I can’t’ stress enough, the more space the better.

√  Coop Location / Shade / Natural Behavior

Your chickens need a shady place, watch the sun, make sure their coop and play area has morning AND afternoon shade. Keep water out of direct sunlight and refill drinkers with cold water in the afternoon. You can also freeze a chunk of ice and put it in a shallow water container on those really hot days.

Get acquainted with artificial shade products such as shade cloth, shade sails, and my favorite, grommet shade tarps. Never use waterproof  tarps, they inhibit airflow, which is crucial to your birds survival.

Chickens stay cool by digging holes in the dirt. It’s imperative they have a natural earth area to do so. Chickens may or may not appreciate a nearby mist system. If you choose to experiment, place it where it won’t interferer with their drinker or food source.

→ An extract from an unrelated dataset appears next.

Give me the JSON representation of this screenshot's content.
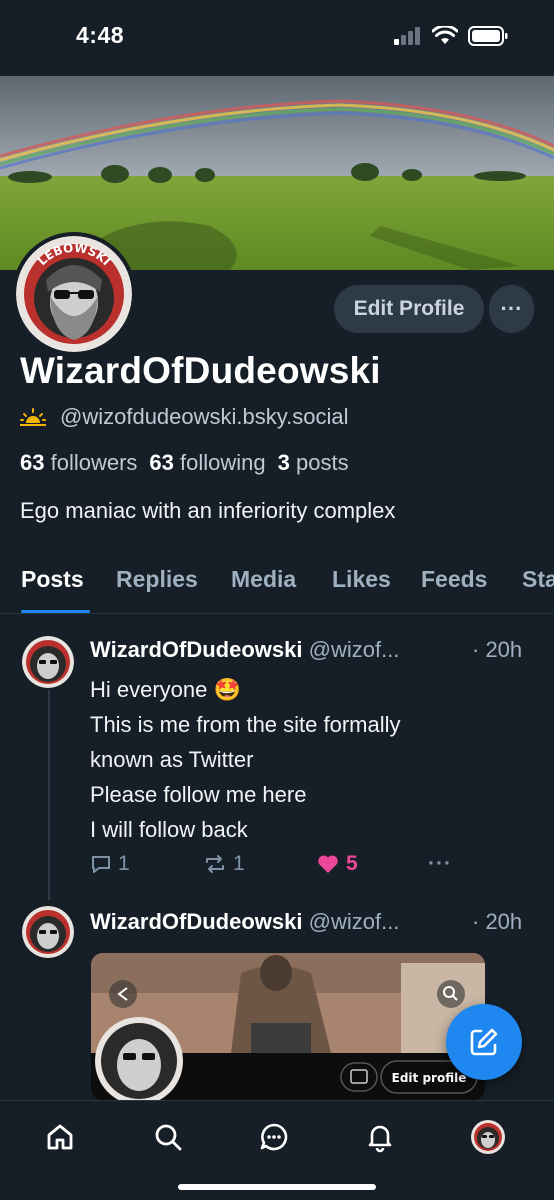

A wet area under a shade tree or low bush provides an ideal oasis for chickens. Dig a shallow hole large enough for your flock to enjoy the benefits of a hose on a slow drip. On really hot days, you can offer your birds relief by flooding that area about an inch deep. They will stay quite busy looking for worms and insects while they cool down.

Warning Signs of Physical Heat Distress

A common sign is a change in behavior, such as bullying, pecking each other, or pacing. When uncomfortable from the heat your chickens will hold their wings out from their body, pant, or both. Extremely dangerous signs of heat exhaustion is when your chickens become lethargic, pale, disoriented, or are stumbling.

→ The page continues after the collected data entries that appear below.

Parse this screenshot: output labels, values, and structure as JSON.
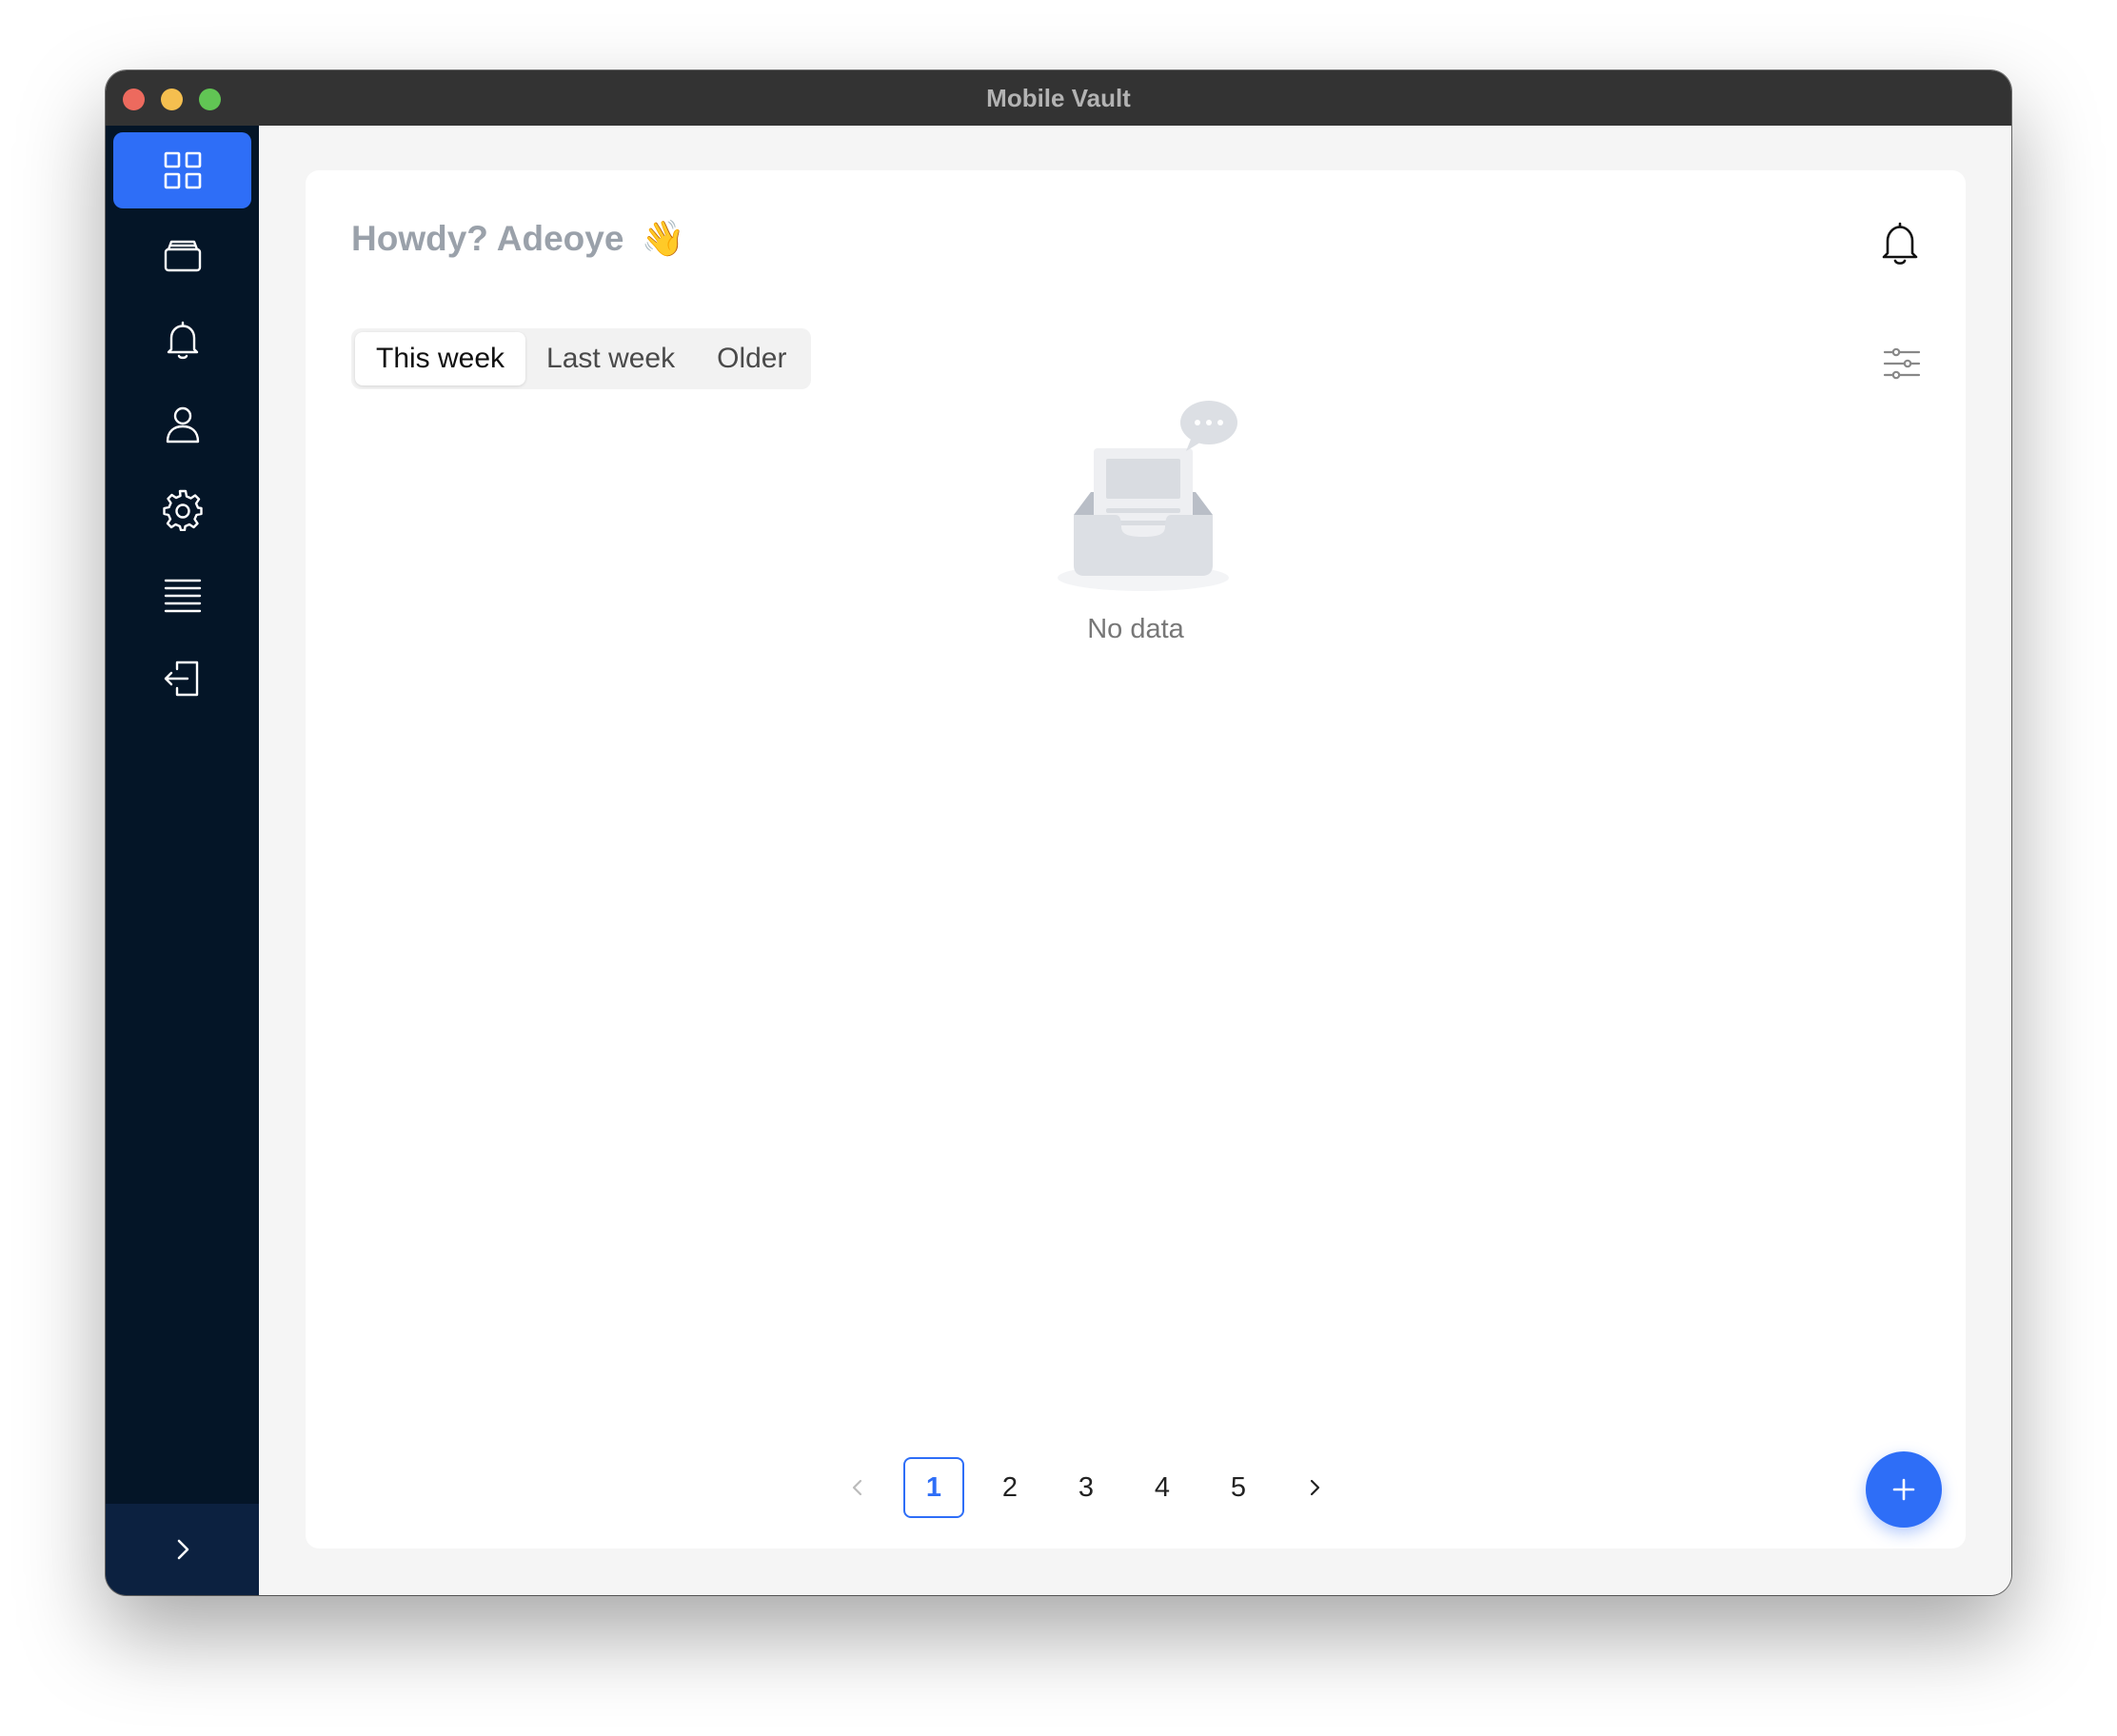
{
  "window": {
    "title": "Mobile Vault"
  },
  "sidebar": {
    "items": [
      {
        "icon": "dashboard-grid-icon",
        "active": true
      },
      {
        "icon": "wallet-icon",
        "active": false
      },
      {
        "icon": "bell-icon",
        "active": false
      },
      {
        "icon": "user-icon",
        "active": false
      },
      {
        "icon": "gear-icon",
        "active": false
      },
      {
        "icon": "list-icon",
        "active": false
      },
      {
        "icon": "logout-icon",
        "active": false
      }
    ],
    "footer_icon": "chevron-right-icon"
  },
  "main": {
    "greeting": "Howdy? Adeoye",
    "greeting_emoji": "👋",
    "tabs": [
      {
        "label": "This week",
        "active": true
      },
      {
        "label": "Last week",
        "active": false
      },
      {
        "label": "Older",
        "active": false
      }
    ],
    "empty_state": {
      "text": "No data"
    }
  },
  "pagination": {
    "pages": [
      "1",
      "2",
      "3",
      "4",
      "5"
    ],
    "current": "1"
  },
  "fab": {
    "label": "+"
  },
  "colors": {
    "accent": "#2e6ef7",
    "sidebar_bg": "#041527",
    "titlebar_bg": "#333333"
  }
}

This is when you must act quick. At this point, it is best submerge the bird in a large bucket or tub with WARM water. Place the bird in a shady, preferably grassy spot SEPARATE from the other chickens. If at all possible a fan is very helpful. I do NOT  suggest bringing the bird into the house where it is cooler.

√  Quick Fix Fluids

An excellent source of fluids on a hot summer day is watermelon! If you have a large flock, simply cut a watermelon in half, set it on the ground and let them feast. They will pick it clean and love every minute of it!

Another option is adding electrolytes to your chickens water sources, you’ll find this product at your local feed store.

√  Feed / Diet

Scratch Feed

Scratch feeds should be avoided altogether in the summer. Corn is a hot feed, and that’s the last thing chickens need during the summer months. Instead, a bit of crimped oats will be accepted by your birds as a suitable treat. Feed in general produces heat, so on days that reach 115-120 degrees, I ration all feed, offering small portions a few times a day.

√  Bedding

Hay and straw hold heat, a better choice in summer is shavings or sand. Keep the coop and nest boxes clean, chicken droppings also produce unwanted heat.

If you have broodies, make sure there is a convenient water source nearby her nest and plenty of ventilation.

A fan to help move the air around your birds is extremely beneficial.